Fiquei curioso com um artigo do Blog do iPhone, comentando sobre uma nova declaração de um executivo da Vivo a respeito do lançamento do aparelho. Aparentemente apenas 2% da base de clientes atuais da companhia poderão receber o aparelho em 1a. mão. Enquanto aqueles que estão debaixo dos requisitos da Vivo (altas contas mensais $$$) estão em uma posição confortável, os deixados de fora estão cada vez mais enfurecidos com a operadora.
Depois do fiasco da Claro em tentar cobrar pela reserva (um erro estratégico compreensível porém não justificável), a Vivo começou a receber ataques da comunidade “iPhonica”. Gritos de que a Vivo está “discriminando” os outros clientes e não clientes, que está ferindo o código do consumidor, bla bla bla começam a pipocar por aí.

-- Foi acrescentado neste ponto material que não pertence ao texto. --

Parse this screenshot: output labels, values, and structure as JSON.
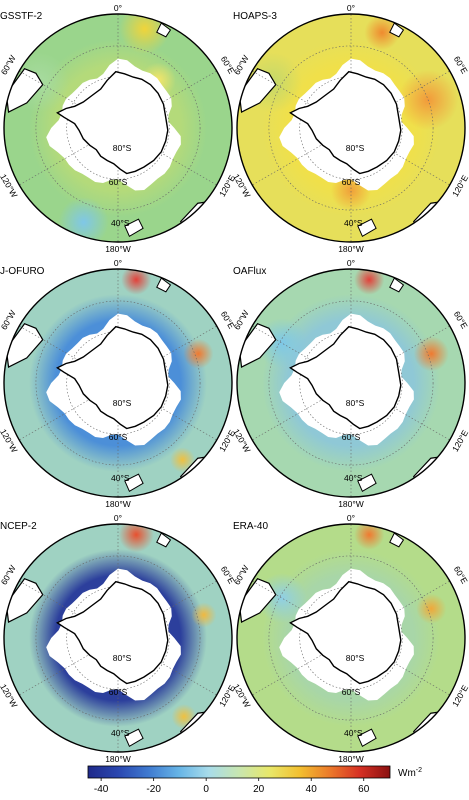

O fato é que a Vivo está fazendo a lição de casa dela de forma corretíssima. Uma estratégica clássica de marketing é introduzir o seu novo produto para seus trend-makers, seus “criadores de tendência”. Pessoas influentes que utilizam de forma plena seu produto (aí a necessidade de clientes que gastam bastante, utilizam conexões de dados, etc…). Existem dois tipos de marketing viral. A utilizada em questão pela vivo é uma product-based campaign, onde seu marketing se baseia apenas no produto. Enquanto vender um produto bom parece algo óbvio, tendo um produto verdadeiramente bom, o marketing “boca-a-boca” funciona e muito bem. Isso conclui o fato da escolha dos clientes iniciais da Vivo.
Este tipo de abordagem pode se tornar um absoluto inferno para qualquer Relações Públicas de qualquer empresa pelo fato de que este tipo de marketing não é controlável. Porém a Vivo parece estar controlando a situação bem. O principal em qualquer campanha do iPhone é o próprio iPhone! A Vivo sabe disso e sabe que o fato de ser pioneira como a Claro quis carregar na sua campanha não vai alterar em nada a percepção do consumidor. O ponto principal é e sempre será o produto e todos os clientes irão buscá-lo da melhor e mais barata forma possível independente da Claro, Vivo ou até a Tim. No final das contas, o preço vai ser o grande diferencial dessa “guerra-fria”.